Exploratory analysis of our data suggested some hypotheses that might be tested in future research. First, comprehensive medication reviews may reduce healthcare costs in addition to the reduction in mortality and PIMs reported here (see Furthermore, follow-up interventions, such as phone calls or clinic visits with patients, may improve the effectiveness of comprehensive medication reviews. Second, provider education-only interventions are not effective. However, direct-to-consumer patient engagement programs with targeted educational material may be an efficient mechanism for reducing use of specific potentially inappropriate medications on a large scale. From the small group of computerized decision support trials, we were unable to identify any insights into which intervention components were most promising.

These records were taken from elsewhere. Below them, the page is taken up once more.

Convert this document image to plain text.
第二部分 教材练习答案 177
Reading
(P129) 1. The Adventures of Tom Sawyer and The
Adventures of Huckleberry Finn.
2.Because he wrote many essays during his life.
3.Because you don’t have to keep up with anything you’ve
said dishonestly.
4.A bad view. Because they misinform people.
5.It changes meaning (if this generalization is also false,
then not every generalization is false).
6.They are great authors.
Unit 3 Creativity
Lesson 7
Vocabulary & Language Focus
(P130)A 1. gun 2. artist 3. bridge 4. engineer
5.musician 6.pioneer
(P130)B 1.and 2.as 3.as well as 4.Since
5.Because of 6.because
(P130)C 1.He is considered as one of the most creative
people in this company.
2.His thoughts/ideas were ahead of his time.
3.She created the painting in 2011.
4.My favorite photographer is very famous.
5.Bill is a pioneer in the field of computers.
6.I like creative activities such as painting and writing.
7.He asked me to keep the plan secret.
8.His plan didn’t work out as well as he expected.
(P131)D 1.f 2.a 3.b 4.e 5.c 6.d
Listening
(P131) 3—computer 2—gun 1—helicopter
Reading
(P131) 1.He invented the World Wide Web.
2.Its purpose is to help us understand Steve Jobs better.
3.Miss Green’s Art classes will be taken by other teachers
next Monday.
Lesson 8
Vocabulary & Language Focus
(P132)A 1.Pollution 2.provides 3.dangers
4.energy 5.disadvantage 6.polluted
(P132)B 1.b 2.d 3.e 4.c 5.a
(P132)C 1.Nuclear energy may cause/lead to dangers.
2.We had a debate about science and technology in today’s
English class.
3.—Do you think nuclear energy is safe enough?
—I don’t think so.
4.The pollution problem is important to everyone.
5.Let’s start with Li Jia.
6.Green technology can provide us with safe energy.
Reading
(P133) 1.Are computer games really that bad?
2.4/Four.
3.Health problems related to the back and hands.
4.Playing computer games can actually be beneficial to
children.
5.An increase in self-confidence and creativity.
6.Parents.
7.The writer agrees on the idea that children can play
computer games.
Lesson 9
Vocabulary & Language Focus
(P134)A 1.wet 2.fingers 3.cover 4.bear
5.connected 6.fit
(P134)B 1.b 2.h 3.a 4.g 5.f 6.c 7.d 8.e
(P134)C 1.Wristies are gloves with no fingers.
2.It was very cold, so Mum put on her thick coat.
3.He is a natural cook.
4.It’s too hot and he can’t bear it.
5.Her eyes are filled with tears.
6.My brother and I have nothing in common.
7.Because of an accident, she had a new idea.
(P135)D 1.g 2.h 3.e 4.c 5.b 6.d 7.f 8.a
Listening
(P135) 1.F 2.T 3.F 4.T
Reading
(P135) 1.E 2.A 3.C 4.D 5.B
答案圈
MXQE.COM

We acknowledge several limitations of this review. First, we included only English language publications. Second, the possibility of selective reporting and publication bias may have affected our findings. Third, this review was limited to the community setting; the effects of deprescribing for people in hospitals or long-term care facilities may differ. Fourth conclusions from the review are constrained by limitations of the available data, including the absence of data on major adverse cardiac events, adverse drug withdrawal events, and delirium and lack of standardized definitions of PIMs and other outcomes of interest. Finally, we identified no trials comparing two or more different active interventions with each other. Despite the evidence that polypharmacy is associated with increased risk of undesirable outcomes, such as falls, cognitive impairment, hospitalizations, medication burden, and costs among older adults, deprescribing has not been widely embraced.2 This may reflect patients’ concerns about the impact of medication discontinuation on their health and on their relationship with the prescribing providers, and providers’ concerns about meeting quality metrics, increased workload, patient acceptance, and overturning the prescribing decisions of colleagues.68 It might also reflect the lack of comparative effectiveness trials that would inform implementation efforts. Recent efforts to develop and disseminate evidence-based guidelines may facilitate broader adoption of deprescribing programs in healthcare systems.69

In conclusion, comprehensive medication review may result in a reduction in mortality and use of PIMs. Educational initiatives may reduce use of PIMs but have uncertain effects on quality of life and rates of hospitalizations and falls. Computer decision support interventions may reduce PIMs but have not reported clinical outcomes. We did not identify any studies that assessed the comparative effectiveness of the different deprescribing approaches. Future research should include well-designed comparative effectiveness trials conducted in a variety of settings, employing a uniform set of outcome measures and including process evaluations to guide subsequent implementation of effective interventions.